At its heart, Plaintiffs' Complaint is premised upon allegations that Banco Santander violated an implied contractual obligation to obey the law. Plaintiffs assert that Defendants failed to file Currency Transaction Reports as mandated by the Bank Secrecy Act, 31 U.S.C. § 5313(a), and then, in order to cover their violation of the Bank Secrecy Act, they filed a Criminal Referral Form in violation of the RFPA. This, Plaintiffs assert, violated a tacit agreement incorporated into the contractual relationship between Martinez and the bank that the bank would not violate the banking laws.

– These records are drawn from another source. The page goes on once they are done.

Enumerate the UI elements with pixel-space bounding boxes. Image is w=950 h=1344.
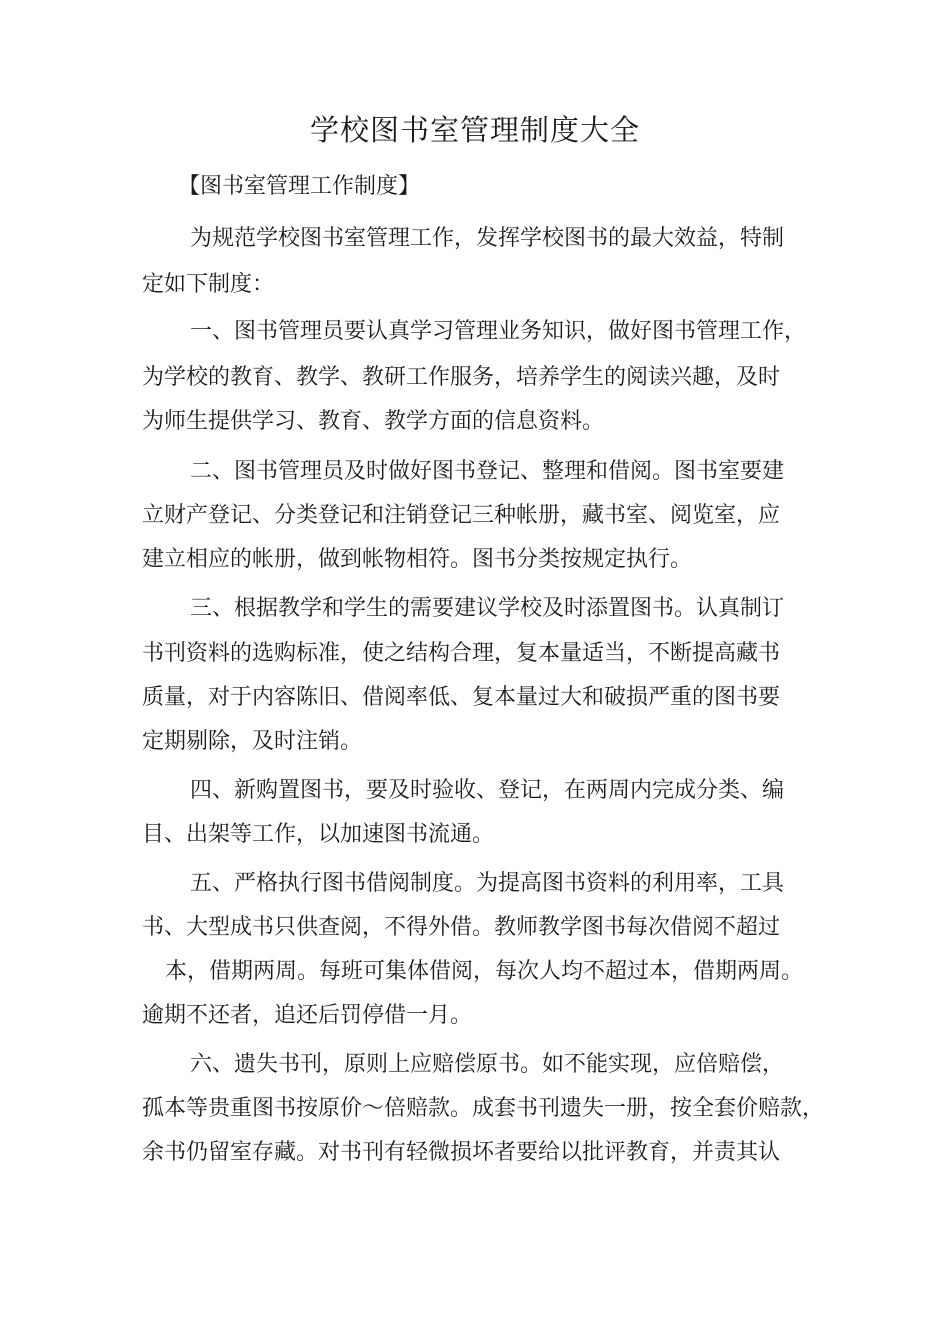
text-line: 一、图书管理员要认真学习管理业务知识，做好图书管理工作， xyxy=(190,319,807,344)
text-line: 本，借期两周。每班可集体借阅，每次人均不超过本，借期两周。 xyxy=(165,959,804,984)
text-line: 六、遗失书刊，原则上应赔偿原书。如不能实现，应倍赔偿， xyxy=(190,1052,785,1077)
text-line: 目、出架等工作，以加速图书流通。 xyxy=(142,822,495,847)
text-line: 五、严格执行图书借阅制度。为提高图书资料的利用率，工具 xyxy=(190,871,785,896)
text-line: 为师生提供学习、教育、教学方面的信息资料。 xyxy=(142,409,605,434)
text-line: 质量，对于内容陈旧、借阅率低、复本量过大和破损严重的图书要 xyxy=(142,685,781,710)
text-line: 建立相应的帐册，做到帐物相符。图书分类按规定执行。 xyxy=(142,547,693,572)
text-line: 为学校的教育、教学、教研工作服务，培养学生的阅读兴趣，及时 xyxy=(142,365,781,390)
text-line: 定期剔除，及时注销。 xyxy=(142,729,363,754)
document-title: 学校图书室管理制度大全 xyxy=(309,113,640,147)
text-line: 立财产登记、分类登记和注销登记三种帐册，藏书室、阅览室，应 xyxy=(142,503,781,528)
text-line: 余书仍留室存藏。对书刊有轻微损坏者要给以批评教育，并责其认 xyxy=(142,1140,781,1165)
text-line: 书、大型成书只供查阅，不得外借。教师教学图书每次借阅不超过 xyxy=(142,915,781,940)
section-heading: 【图书室管理工作制度】 xyxy=(178,174,421,199)
text-line: 为规范学校图书室管理工作，发挥学校图书的最大效益，特制 xyxy=(190,226,785,251)
text-line: 逾期不还者，追还后罚停借一月。 xyxy=(142,1003,473,1028)
text-line: 书刊资料的选购标准，使之结构合理，复本量适当，不断提高藏书 xyxy=(142,641,781,666)
text-line: 孤本等贵重图书按原价〜倍赔款。成套书刊遗失一册，按全套价赔款， xyxy=(142,1096,825,1121)
text-line: 三、根据教学和学生的需要建议学校及时添置图书。认真制订 xyxy=(190,596,785,621)
text-line: 定如下制度： xyxy=(142,272,275,297)
text-line: 四、新购置图书，要及时验收、登记，在两周内完成分类、编 xyxy=(190,778,785,803)
text-line: 二、图书管理员及时做好图书登记、整理和借阅。图书室要建 xyxy=(190,459,785,484)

Plaintiffs' argument fails. First, Plaintiffs have pointed to no basis for implying a duty to the customer on the part of the bank to file Currency Transaction Reports under the Bank Secrecy Act. Congress never intended the customer to be a beneficiary of the reporting requirements of the Bank Secrecy Act, and the Court holds that bank customers have no implied contractual right to have their banks file Currency Transaction Reports. More importantly, Plaintiffs have not demonstrated any injury arising from Banco Santander's alleged failure to comply with those reporting requirements. Instead, Plaintiffs actually argue that Banco Santander's failure to file the Currency Transaction Reports, because it was a violation of federal law, prompted Banco Santander to file a Criminal Referral Form which in turn fomented the criminal investigation into Plaintiffs' affairs. In reality, then, Plaintiffs' grievance is not that Defendants violated the Bank Secrecy Act's reporting rules, but that Defendants filed the Criminal Referral Form. But banks have no duty to their customers, contractual or otherwise, "to refrain from reporting suspected illegal activity" by their customers. Waye v. Commonwealth Bank, 846 F. Supp. 321, 325 (M.D.Pa. 1994). Moreover, it matters not that the bank or its employees acted with malice or in bad faith; so long as they suspected illegal activity. Plaintiffs have never contended that the information in the Criminal Referral Form was false, or even that they were innocent of engaging in "structured" transactions. But even that does not matter, because, under Plaintiffs' own argument, the RFPA provides bank customers with the full extent of protection regarding a bank's divulging of financial information — i.e., the "implied agreement" that Plaintiffs attempt to invoke would only require the bank to comply with the law. And as the Court has already determined that Defendants are shielded from liability under the RFPA, 12 U.S.C. § 3403(c), Plaintiffs cannot claim Defendants violated any implicit contractual obligation.
III. CONCLUSION
Based on the above analysis, the Court holds (1) the Plaintiffs' claims for defamation and libel are time-barred; (2) that no private cause of action exists under the Bank Secrecy Act; (3) that Defendants are protected from liability under the Right to Financial Privacy Act; and (4) that Defendants had no contractual obligation to Plaintiffs either to submit Currency Transaction Reports or to refrain from reporting suspected illegal conduct on the Plaintiffs' part. For these reasons, the Court hereby DISMISSES Plaintiffs' Complaint WITH PREJUDICE.